ICAR Undergrads Celebrate 5 Years: Looking Ahead With an Eye on Innovation
ICAR Undergrads Celebrate 5 Years: Looking Ahead With an Eye on Innovation
As new director Agnieszka Paczynska settles in and with the move to the space in Northeast Module II accomplished, ICAR's Undergraduate Program is set to begin celebrating their 5th anniversary with an upcoming conference on Youth in Post-Conflict Settings: Toward Healing, Justice, and Development, a brown bag lecture series, and a new action initiative called ICAR Serves.
The conference is scheduled to convene October 30th from 9:30 am to 4:30 pm in Research I, Room 63 on the Fairfax campus. The ICAR community, including alumni is invited to attend. Helena Cobban, a veteran writer and researcher on global affair and the author of seven books, including her most recent entitled, Re-engage! American and the World After Bush, will be the keynote speaker. Cobban was a columnist for The Christian Science Monitor, and is currently the author of Just World News, a lively blog which focuses on international issues. Other speakers at the conference will include ICAR professors, Leslie Dwyer, Susan Hirsch, Patricia Maulden, Agnieszka Paczynska, and Sandra Cheldelin.
The topic of the conference is of special importance since so much of the literature on justice and peacebuuilding in post-conflict settings focuses on adult needs and involvement, overlooking the impact of conflict on the young lives caught in the crossfire. According to Dr. Paczynska, presenters at the conference will focus on efforts to address the needs and interests of youth with respect to education, employment, trauma, economic reconstruction, reparations, transnational justice, civic participation, and health. The final session of the conference will include a facilitated brainstorming session to consider future directions for action and research.
The brown bag series, held at the Fairfax campus from 12:00 pm to 1:30 pm every other Wednesday in Student Union 1, room A, began October 7th with Agnieszka Paczynska discussing the August 2009 Afghan elections. Upcoming speakers include: Dan Rothbart on the Sudan talks, Richard Rubenstein on why America goes to war, Patricia Maulden and Lisa Shaw on trainings conducted in Liberia in June 2009, Maneshka Eliatamby on internally displaced persons in Sri Lanka, and Patricia Maulden on her research in Burundi.
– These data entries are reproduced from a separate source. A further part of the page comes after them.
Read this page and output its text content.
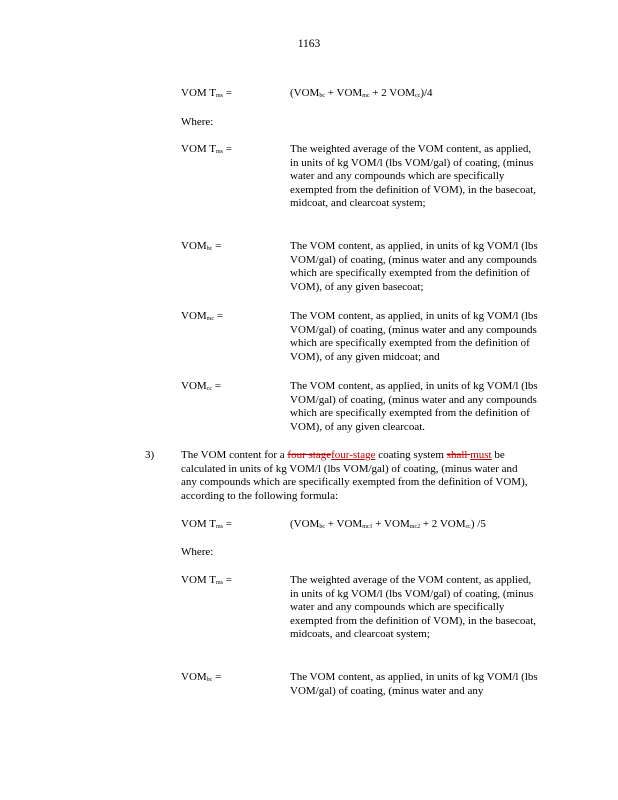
1163
VOM $T_{ms}$ =	($VOM_{bc} + VOM_{mc} + 2$ $VOM_{cc})/4$
Where:
VOM $T_{ms}$ =	The weighted average of the VOM content, as applied, in units of kg VOM/l (lbs VOM/gal) of coating, (minus water and any compounds which are specifically exempted from the definition of VOM), in the basecoat, midcoat, and clearcoat system;
$VOM_{bc}$ =	The VOM content, as applied, in units of kg VOM/l (lbs VOM/gal) of coating, (minus water and any compounds which are specifically exempted from the definition of VOM), of any given basecoat;
$VOM_{mc}$ =	The VOM content, as applied, in units of kg VOM/l (lbs VOM/gal) of coating, (minus water and any compounds which are specifically exempted from the definition of VOM), of any given midcoat; and
$VOM_{cc}$ =	The VOM content, as applied, in units of kg VOM/l (lbs VOM/gal) of coating, (minus water and any compounds which are specifically exempted from the definition of VOM), of any given clearcoat.
3) The VOM content for a four stagefour-stage coating system shall must be calculated in units of kg VOM/l (lbs VOM/gal) of coating, (minus water and any compounds which are specifically exempted from the definition of VOM), according to the following formula:
VOM $T_{ms}$ =	($VOM_{bc} + VOM_{mc1} + VOM_{mc2} + 2$ $VOM_{cc}$) /5
Where:
VOM $T_{ms}$ =	The weighted average of the VOM content, as applied, in units of kg VOM/l (lbs VOM/gal) of coating, (minus water and any compounds which are specifically exempted from the definition of VOM), in the basecoat, midcoats, and clearcoat system;
$VOM_{bc}$ =	The VOM content, as applied, in units of kg VOM/l (lbs VOM/gal) of coating, (minus water and any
The idea for ICAR Serves was developed to encourage students, staff, faculty and ICAR alumni to participate together in organized, ongoing service projects throughout the Northern Virginia and DC Metro area. According to Lisa Shaw, Undergraduate Student Services Coordinator, who conceived of the initiative, ICAR Serves is a way of naming and becoming intentional about something that is already very much a part of the ICAR ethos. Shaw points to the Dialogue and Difference and Peer Mediation programs (which will now operate under the umbrella of ICAR Serves) as well as the various graduate-level working groups and APT projects as examples of ICAR service already in progress.
Part of ICAR's mission is to advance the understanding of deeply rooted conflicts between individuals, groups, organizations, and communities through research, teaching, practice, and outreach. ICAR Serves will support that mission by engaging in service projects that focus on the effects of poverty, social justice, youth and gender violence, environmental, refugee, religious, and community conflicts. Each project will be approached with a desire to be helpful and with a curiosity, informed by theoretical frameworks, that aims to understand the conditions and systems that generate and sustain cycles of conflict.
On October 17th ICAR Serves will sponsor its first project, partnering with Casey's Trees (http://www.caseytrees.org) from 9 am to 1 pm, to plant 18 trees at St. Paul's Rock Creek Cemetery. The next opportunity to serve together will be Friday, November 6th from 1 pm to 3 pm, when ICAR will team up with Food for Others (http://www.foodforothers.org), the largest direct provider of food in Northern Virginia. Food for Others provides assistance and a safety net for low-income individuals and families. During the Food for Others project participants will be asked to help to record incoming and outgoing food, sort and shelve products, and pack emergency boxes. Work on both projects involves some bending and lifting and volunteers should be sure to wear work clothes and closed-toed shoes.
Shaw anticipates that individual members and the ICAR community as a whole will realize multiple benefits as a result of participation in the program, including a satisfaction that comes from service, an increased understanding gained from direct exposure to the manifestations of conflict, and the cohesion that develops in groups that work together for overarching goals. One of Shaw's hopes is that these projects will bring ICAR's four distinct programs together as a more interactional whole, It will make us better people and it will make ICAR a better institution.